Intolerance in Diverse Environments

Miyagi: You remember lesson about balance?
Daniel Larusso: Yeah.
Miyagi: Lesson not just karate only. Lesson for whole life. Whole life have balance. Everything be better. Understand?
--The Karate Kid

Extending their previous work on victimhood culture, sociology professors Bradley Campbell (UCLA) and Jason Manning (WVU) propose how one form of cultural homogeneity amid other forms of diversity shapes conflict and moral climate.

Environments with little diversity give rise to moralities concerned with purity. To be moral is to share the belief's of one's ancestors, family, friends. Deviations from the norm become subject to ridicule and rejection. Heresy is seen as a serious offense.

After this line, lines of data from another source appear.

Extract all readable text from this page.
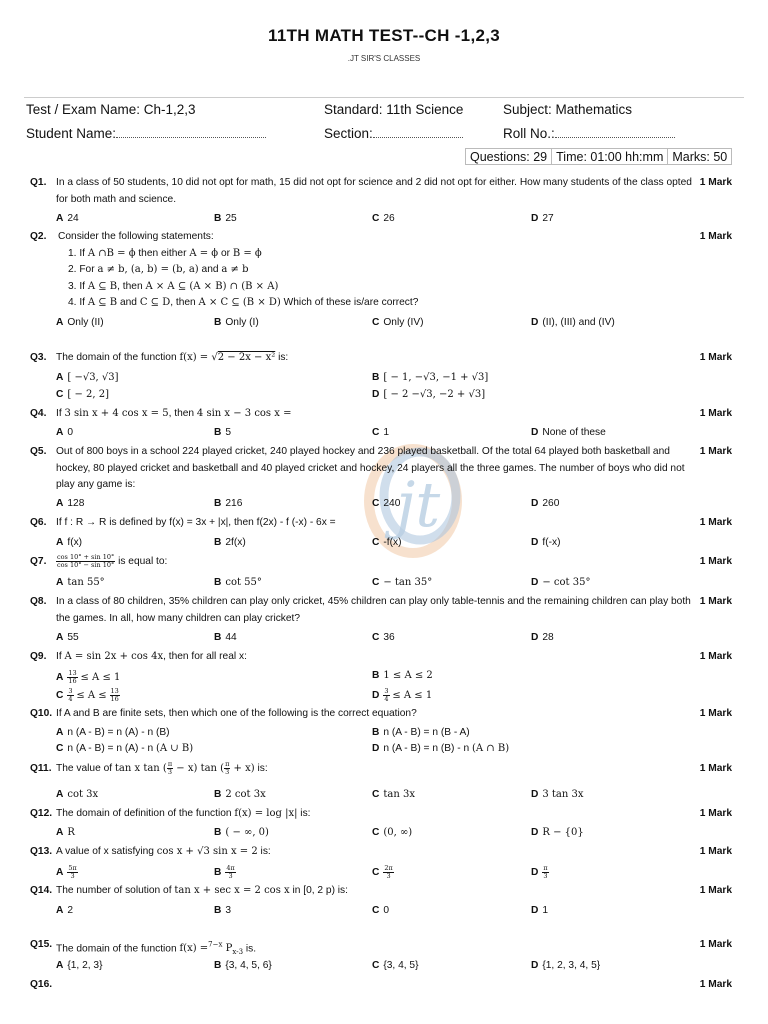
11TH MATH TEST--CH -1,2,3
.JT SIR'S CLASSES
Test / Exam Name: Ch-1,2,3	Standard: 11th Science	Subject: Mathematics
Student Name:	Section:	Roll No.:
Questions: 29 Time: 01:00 hh:mm Marks: 50
jt
Q1. In a class of 50 students, 10 did not opt for math, 15 did not opt for science and 2 did not opt for either. How many students of the class opted for both math and science.
1 Mark
A 24	B 25	C 26	D 27
Q2. Consider the following statements:
1. If A ∩B = ϕ then either A = ϕ or B = ϕ
2. For a ≠ b, (a, b) = (b, a) and a ≠ b
3. If A ⊆ B, then A × A ⊆ (A × B) ∩ (B × A)
4. If A ⊆ B and C ⊆ D, then A × C ⊆ (B × D) Which of these is/are correct?
1 Mark
A Only (II)	B Only (I)	C Only (IV)	D (II), (III) and (IV)
Q3. The domain of the function f(x) = √2 − 2x − x² is:	1 Mark
A [ −√3, √3]	B [ − 1, −√3, −1 + √3]
C [ − 2, 2]	D [ − 2 −√3, −2 + √3]
Q4. If 3 sin x + 4 cos x = 5, then 4 sin x − 3 cos x =	1 Mark
A 0	B 5	C 1	D None of these
Q5. Out of 800 boys in a school 224 played cricket, 240 played hockey and 236 played basketball. Of the total 64 played both basketball and hockey, 80 played cricket and basketball and 40 played cricket and hockey, 24 players all the three games. The number of boys who did not play any game is:
1 Mark
A 128	B 216	C 240	D 260
Q6. If f : R → R is defined by f(x) = 3x + |x|, then f(2x) - f (-x) - 6x =	1 Mark
A f(x)	B 2f(x)	C -f(x)	D f(-x)
Q7. $\frac{\cos 10^\circ + \sin 10^\circ}{\cos 10^\circ - \sin 10^\circ}$ is equal to:	1 Mark
A tan 55°	B cot 55°	C − tan 35°	D − cot 35°
Q8. In a class of 80 children, 35% children can play only cricket, 45% children can play only table-tennis and the remaining children can play both the games. In all, how many children can play cricket?
1 Mark
A 55	B 44	C 36	D 28
Q9. If A = sin 2x + cos 4x, then for all real x:	1 Mark
A $\frac{13}{16} \le A \le 1$	B 1 ≤ A ≤ 2
C $\frac{3}{4} \le A \le \frac{13}{16}$	D $\frac{3}{4} \le A \le 1$
Q10. If A and B are finite sets, then which one of the following is the correct equation?	1 Mark
A n (A - B) = n (A) - n (B)	B n (A - B) = n (B - A)
C n (A - B) = n (A) - n (A ∪ B)	D n (A - B) = n (B) - n (A ∩ B)
Q11. The value of tan x tan ( $\frac{\pi}{3} - x$) tan ( $\frac{\pi}{3} + x$) is:	1 Mark
A cot 3x	B 2 cot 3x	C tan 3x	D 3 tan 3x
Q12. The domain of definition of the function f(x) = log |x| is:	1 Mark
A R	B ( − ∞, 0)	C (0, ∞)	D R − {0}
Q13. A value of x satisfying cos x + √3 sin x = 2 is:	1 Mark
A $\frac{5\pi}{3}$	B $\frac{4\pi}{3}$	C $\frac{2\pi}{3}$	D $\frac{\pi}{3}$
Q14. The number of solution of tan x + sec x = 2 cos x in [0, 2 p) is:	1 Mark
A 2	B 3	C 0	D 1
Q15. The domain of the function f(x) =$^{7-x}$ $P_{x-3}$ is.	1 Mark
A {1, 2, 3}	B {3, 4, 5, 6}	C {3, 4, 5}	D {1, 2, 3, 4, 5}
Q16.	1 Mark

Diverse environments, on the other hand, give rise to moralities of tolerance. Freedom of speech and religion are seen as rights. To be moral is to respect and value differences in others. Heresy is no longer offensive. On the contrary, opposition to diverse cultural expressions and opinions is viewed as offensive.

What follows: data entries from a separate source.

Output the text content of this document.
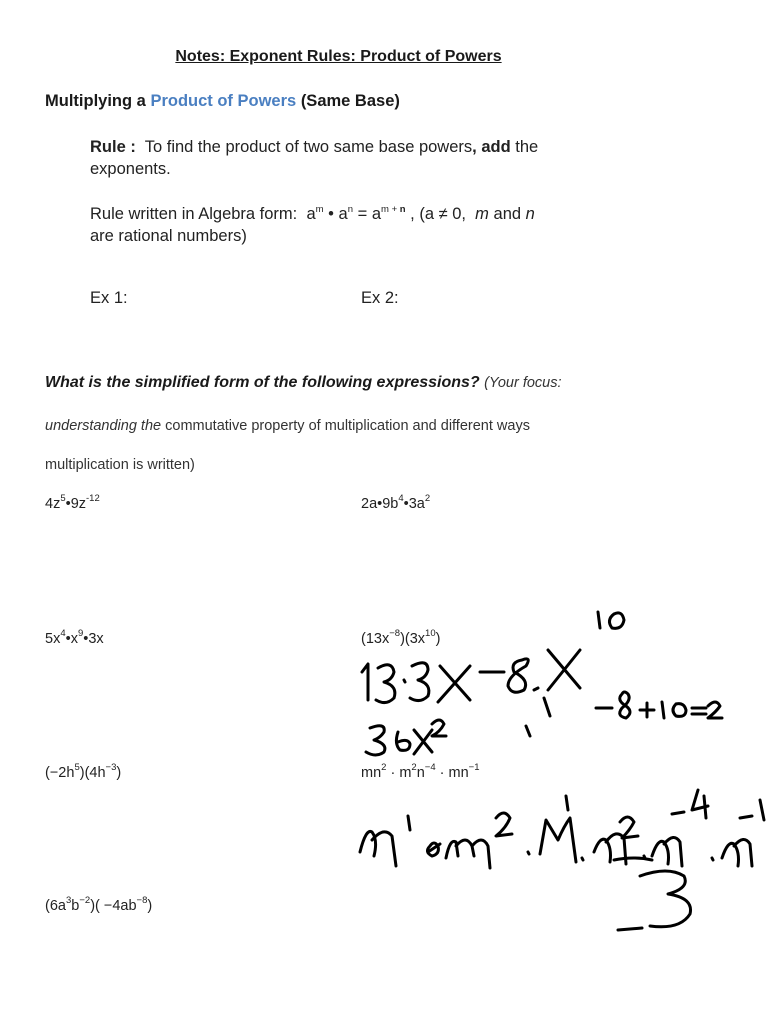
Notes: Exponent Rules: Product of Powers
Multiplying a Product of Powers (Same Base)
Rule : To find the product of two same base powers, add the
exponents.
Rule written in Algebra form: $a^m$ • $a^n = a^{m +}$ $^n$ , (a ≠ 0, m and n
are rational numbers)
Ex 1:	Ex 2:
What is the simplified form of the following expressions? (Your focus:
understanding the commutative property of multiplication and different ways
multiplication is written)
$4z^5•9z^{-12}$	$2a•9b^4•3a^2$
$5x^4•x^9•3x$	$(13x^{-8})(3x^{10})$
$(-2h^5)(4h^{-3})$	$mn^2 \cdot m^2n^{-4} \cdot mn^{-1}$
$(6a^3b^{-2})( -4ab^{-8})$
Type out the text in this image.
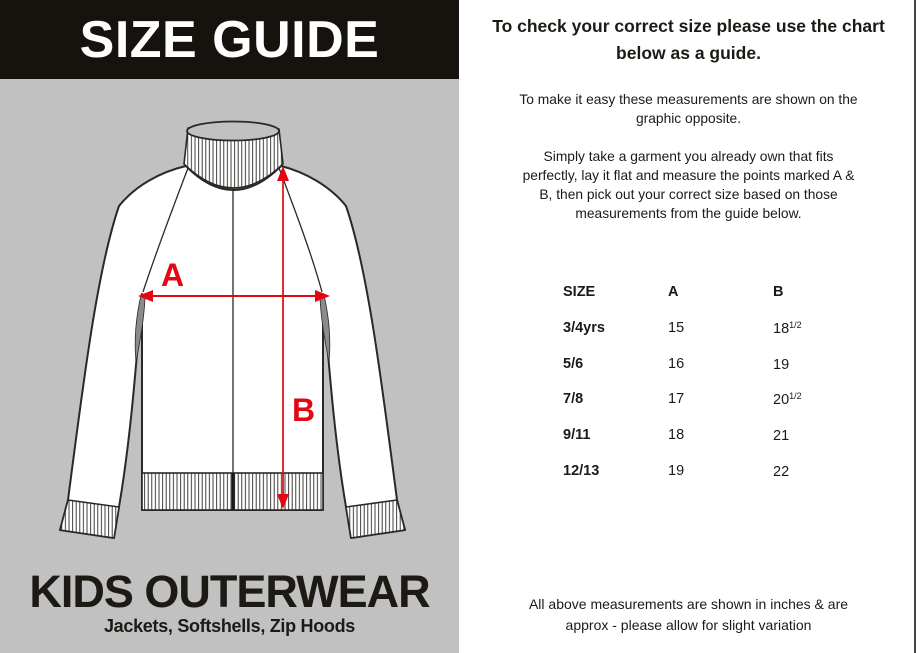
SIZE GUIDE
A
B
KIDS OUTERWEAR
Jackets, Softshells, Zip Hoods
To check your correct size please use the chart below as a guide.
To make it easy these measurements are shown on the graphic opposite.
Simply take a garment you already own that fits perfectly, lay it flat and measure the points marked A & B, then pick out your correct size based on those measurements from the guide below.
SIZE	A	B
3/4yrs	15	$18^{1/2}$
5/6	16	19
7/8	17	$20^{1/2}$
9/11	18	21
12/13	19	22
All above measurements are shown in inches & are approx - please allow for slight variation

Why, then, do we see intolerance toward acts of 'underdiversity,' such as behaviors labeled as 'microaggressions,' in environments that seemingly value much diversity (such as college campuses)? Campbell and Manning argue that highly diverse environments become hypersensitive to even small challenges to diversity which results in a less tolerant environment. On its face, this argument does not resonate with me as it seems contradictory--i.e., diverse environments act like homogenous environments.

Their second explanation is more sensible. When administrative institutions populate diverse environments then those institutions become sources of moral dependency as individuals who feel offended by acts that challenge their views run to administrators for redress. As previously noted, this seems a straightforward extension of resource dependence theory as individuals become dependent on administrators to provide problem solving resources for their social coping problems.

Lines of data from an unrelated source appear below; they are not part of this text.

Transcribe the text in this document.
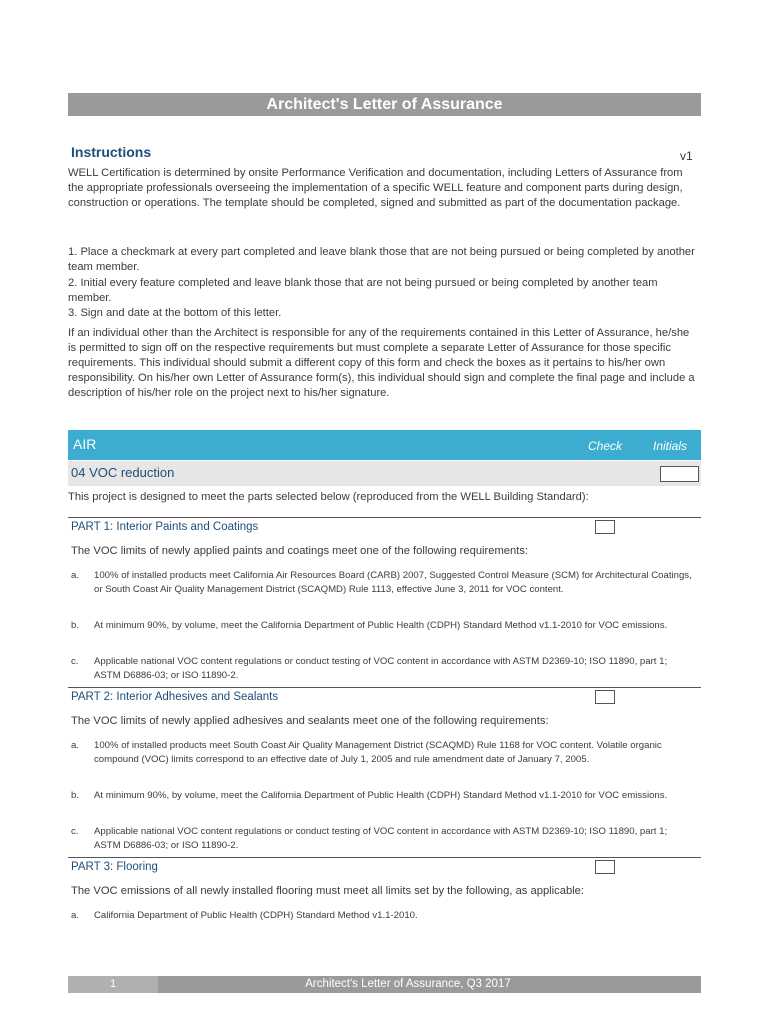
Architect's Letter of Assurance
Instructions	v1
WELL Certification is determined by onsite Performance Verification and documentation, including Letters of Assurance from the appropriate professionals overseeing the implementation of a specific WELL feature and component parts during design, construction or operations. The template should be completed, signed and submitted as part of the documentation package.
1. Place a checkmark at every part completed and leave blank those that are not being pursued or being completed by another team member.
2. Initial every feature completed and leave blank those that are not being pursued or being completed by another team member.
3. Sign and date at the bottom of this letter.
If an individual other than the Architect is responsible for any of the requirements contained in this Letter of Assurance, he/she is permitted to sign off on the respective requirements but must complete a separate Letter of Assurance for those specific requirements. This individual should submit a different copy of this form and check the boxes as it pertains to his/her own responsibility. On his/her own Letter of Assurance form(s), this individual should sign and complete the final page and include a description of his/her role on the project next to his/her signature.
AIR	Check	Initials
04 VOC reduction
This project is designed to meet the parts selected below (reproduced from the WELL Building Standard):
PART 1: Interior Paints and Coatings
The VOC limits of newly applied paints and coatings meet one of the following requirements:
a. 100% of installed products meet California Air Resources Board (CARB) 2007, Suggested Control Measure (SCM) for Architectural Coatings, or South Coast Air Quality Management District (SCAQMD) Rule 1113, effective June 3, 2011 for VOC content.
b. At minimum 90%, by volume, meet the California Department of Public Health (CDPH) Standard Method v1.1-2010 for VOC emissions.
c. Applicable national VOC content regulations or conduct testing of VOC content in accordance with ASTM D2369-10; ISO 11890, part 1; ASTM D6886-03; or ISO 11890-2.
PART 2: Interior Adhesives and Sealants
The VOC limits of newly applied adhesives and sealants meet one of the following requirements:
a. 100% of installed products meet South Coast Air Quality Management District (SCAQMD) Rule 1168 for VOC content. Volatile organic compound (VOC) limits correspond to an effective date of July 1, 2005 and rule amendment date of January 7, 2005.
b. At minimum 90%, by volume, meet the California Department of Public Health (CDPH) Standard Method v1.1-2010 for VOC emissions.
c. Applicable national VOC content regulations or conduct testing of VOC content in accordance with ASTM D2369-10; ISO 11890, part 1; ASTM D6886-03; or ISO 11890-2.
PART 3: Flooring
The VOC emissions of all newly installed flooring must meet all limits set by the following, as applicable:
a. California Department of Public Health (CDPH) Standard Method v1.1-2010.
1	Architect's Letter of Assurance, Q3 2017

In perhaps their freshest contribution, Campbell and Manning also argue that environments that are diverse on some dimensions but homogenous on others might paradoxically promote acts of intolerance. For example, college campuses, while diverse in many ways, are relatively homogenous when it comes to political views. As particular academic disciplines lean more to the left (e.g., sociology), then hostility grows in reaction to challenges to a discipline's sacred political beliefs.

Cultures that are not fully diverse--that have nested 'pockets of purity'--then, give rise to movements of intolerance.

The authors suggest two remedies in the context of university environments. One is to reduce the population of administrators to lower capacity for moral dependence that arises when individuals seek bureaucratic solutions to perceived offenses. Individuals would have to resolve conflicts on their own rather than leaning on administrators for help.

The other solution is to increase the political diversity of collegiate faculty. Balance left with more right, for example, in order to create a more stable and robust learning environment in higher ed.